Later talking to The Indian Express, Devy said: “My returning this Award is not without reference to the larger situation of growing intolerance. Today, social media platforms are used by humans who have thoughts to communicate. But, it also has a speed with which communication disappears. We have encouraged intolerance in the name of self-purification of religion and culture. The same social media in another atmosphere can play a constructive healing effect.”
He noted that the Sahitya Akademi is located at Ravindra Bhavan in New Delhi, named after Rabindranath Tagore, who penned the famous poem ‘Where the mind is without fear.’
Devy’s letter urged Tiwari and Kambar to assure writers in the country of support from the Akademi. “May I make bold to say that your moment of reckoning has come? I hope you will give this country the assurance that it is the writers and thinkers who have come forward to rescue sense, good-will, values, tolerance and mutual respect in all past ages.

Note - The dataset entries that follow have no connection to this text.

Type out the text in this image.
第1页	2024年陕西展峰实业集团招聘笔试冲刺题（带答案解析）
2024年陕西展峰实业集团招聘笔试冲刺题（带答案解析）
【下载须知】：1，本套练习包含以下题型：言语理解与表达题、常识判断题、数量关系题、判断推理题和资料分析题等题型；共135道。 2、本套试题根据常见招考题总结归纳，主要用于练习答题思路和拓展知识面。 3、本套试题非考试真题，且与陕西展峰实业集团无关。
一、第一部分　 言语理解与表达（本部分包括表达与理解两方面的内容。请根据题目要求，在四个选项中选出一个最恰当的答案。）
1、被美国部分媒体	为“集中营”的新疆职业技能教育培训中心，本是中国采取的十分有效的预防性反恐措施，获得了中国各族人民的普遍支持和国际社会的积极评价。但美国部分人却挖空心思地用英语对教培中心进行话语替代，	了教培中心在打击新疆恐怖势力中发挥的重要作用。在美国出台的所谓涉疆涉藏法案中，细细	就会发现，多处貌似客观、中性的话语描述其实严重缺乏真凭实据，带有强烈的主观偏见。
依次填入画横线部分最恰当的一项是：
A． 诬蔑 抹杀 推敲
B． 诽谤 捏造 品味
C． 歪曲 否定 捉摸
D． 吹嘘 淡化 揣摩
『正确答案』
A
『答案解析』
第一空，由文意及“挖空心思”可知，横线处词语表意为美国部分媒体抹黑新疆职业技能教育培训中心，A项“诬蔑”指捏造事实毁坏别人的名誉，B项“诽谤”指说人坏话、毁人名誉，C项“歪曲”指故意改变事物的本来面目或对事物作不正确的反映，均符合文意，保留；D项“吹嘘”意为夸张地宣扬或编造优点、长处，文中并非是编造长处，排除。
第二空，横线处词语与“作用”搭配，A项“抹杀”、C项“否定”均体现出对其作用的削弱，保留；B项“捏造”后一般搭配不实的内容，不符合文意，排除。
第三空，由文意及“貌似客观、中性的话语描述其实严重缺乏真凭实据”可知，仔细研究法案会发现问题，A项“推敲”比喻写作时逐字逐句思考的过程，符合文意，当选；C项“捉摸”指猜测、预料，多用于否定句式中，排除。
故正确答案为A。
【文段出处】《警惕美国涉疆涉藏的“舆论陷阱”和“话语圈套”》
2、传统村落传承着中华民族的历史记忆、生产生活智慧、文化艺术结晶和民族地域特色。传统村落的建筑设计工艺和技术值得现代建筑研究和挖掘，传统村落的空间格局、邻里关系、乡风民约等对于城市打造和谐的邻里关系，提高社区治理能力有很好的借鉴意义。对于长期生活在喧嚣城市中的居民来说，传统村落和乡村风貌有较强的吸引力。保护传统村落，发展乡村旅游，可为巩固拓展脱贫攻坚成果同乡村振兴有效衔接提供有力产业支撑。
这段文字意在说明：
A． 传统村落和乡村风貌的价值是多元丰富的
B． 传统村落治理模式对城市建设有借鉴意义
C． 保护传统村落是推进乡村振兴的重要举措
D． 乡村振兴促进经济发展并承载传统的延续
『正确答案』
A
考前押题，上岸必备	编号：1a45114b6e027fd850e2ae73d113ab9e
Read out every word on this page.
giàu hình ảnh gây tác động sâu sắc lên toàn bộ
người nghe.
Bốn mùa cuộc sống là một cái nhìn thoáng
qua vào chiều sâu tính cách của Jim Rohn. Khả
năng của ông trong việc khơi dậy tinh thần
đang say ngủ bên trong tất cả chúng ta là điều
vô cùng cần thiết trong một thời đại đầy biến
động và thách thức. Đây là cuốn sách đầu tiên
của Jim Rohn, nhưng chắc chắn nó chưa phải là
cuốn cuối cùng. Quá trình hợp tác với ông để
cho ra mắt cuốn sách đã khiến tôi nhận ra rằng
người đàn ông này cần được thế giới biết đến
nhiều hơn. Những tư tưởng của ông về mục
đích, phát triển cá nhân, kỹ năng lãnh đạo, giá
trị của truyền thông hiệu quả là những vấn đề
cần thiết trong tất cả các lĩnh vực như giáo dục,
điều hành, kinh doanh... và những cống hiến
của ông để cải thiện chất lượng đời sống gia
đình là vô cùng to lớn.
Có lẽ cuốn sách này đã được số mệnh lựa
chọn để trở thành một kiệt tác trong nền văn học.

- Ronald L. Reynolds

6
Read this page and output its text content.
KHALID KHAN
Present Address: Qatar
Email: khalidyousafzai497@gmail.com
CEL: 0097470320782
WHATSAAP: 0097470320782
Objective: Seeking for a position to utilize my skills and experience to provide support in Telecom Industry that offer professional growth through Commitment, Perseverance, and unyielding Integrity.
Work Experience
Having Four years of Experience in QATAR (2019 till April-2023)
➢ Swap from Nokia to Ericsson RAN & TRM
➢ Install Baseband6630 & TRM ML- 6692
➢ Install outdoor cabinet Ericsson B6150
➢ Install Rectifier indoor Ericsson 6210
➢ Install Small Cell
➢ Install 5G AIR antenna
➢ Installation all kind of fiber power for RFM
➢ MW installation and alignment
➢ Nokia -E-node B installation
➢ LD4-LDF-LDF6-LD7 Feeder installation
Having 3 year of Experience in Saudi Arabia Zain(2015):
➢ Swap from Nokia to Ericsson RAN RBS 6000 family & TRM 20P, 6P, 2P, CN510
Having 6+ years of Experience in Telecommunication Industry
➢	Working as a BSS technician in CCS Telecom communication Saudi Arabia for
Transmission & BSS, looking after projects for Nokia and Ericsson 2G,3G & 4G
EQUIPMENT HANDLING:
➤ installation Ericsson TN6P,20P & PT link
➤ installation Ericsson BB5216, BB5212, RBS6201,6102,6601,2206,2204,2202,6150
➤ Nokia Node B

Had this not been so, why would we be remembering the great saint poets who made our modern Indian languages what they are today? The great idea of India is based on a profound tolerance for diversity and difference. They far surpass everything else in importance. That we have come to a stage when the honourable Rastrapatiji had to remind the nation that these must be seen as non-negotiable foundations of India should be enough of a reason for the Sahitya Akademi to act,” the letter stated.
Devy recalled his visit to Dharwad in the first week of August, three weeks before the killing of Kalburgi, to deliver a lecture at the first memorial of literary author V K Gokak, a former president of the Sahitya Academi. “When I gave the Gokak lecture, Dr. Kalburgi was still alive. Alas, he had to fall to the forces of intolerance. Gokak was the Principle of Willingdon College, Sangli, Maharashtra, during the years of the Independence movement. On one occasion, when the police came to arrest students, he stood at the entrance of the college, blocked their entry and asked them to first arrest him before they touched the students. It was this kind of concern for freedom that he brought to the institutions he headed. I hope you do not think that he was not sufficiently pragmatic,” Devy stated.
Devy was professor of English at Vadodara’s Maharaja Sayajirao Universty and founder of Bhasha Research and Publication Centre from where he recently stepped down. He also founded Adivasi Academy at Tejgadh for the study of tribal communities in Gujarat and is the Chair of the People’s Linguistic Survey of India, which researched and documented 780 living Indian languages.
Devy graduated from Shivaji University in Kolhapur, Maharashtra and held fellowships at the University of Leeds and Yale University.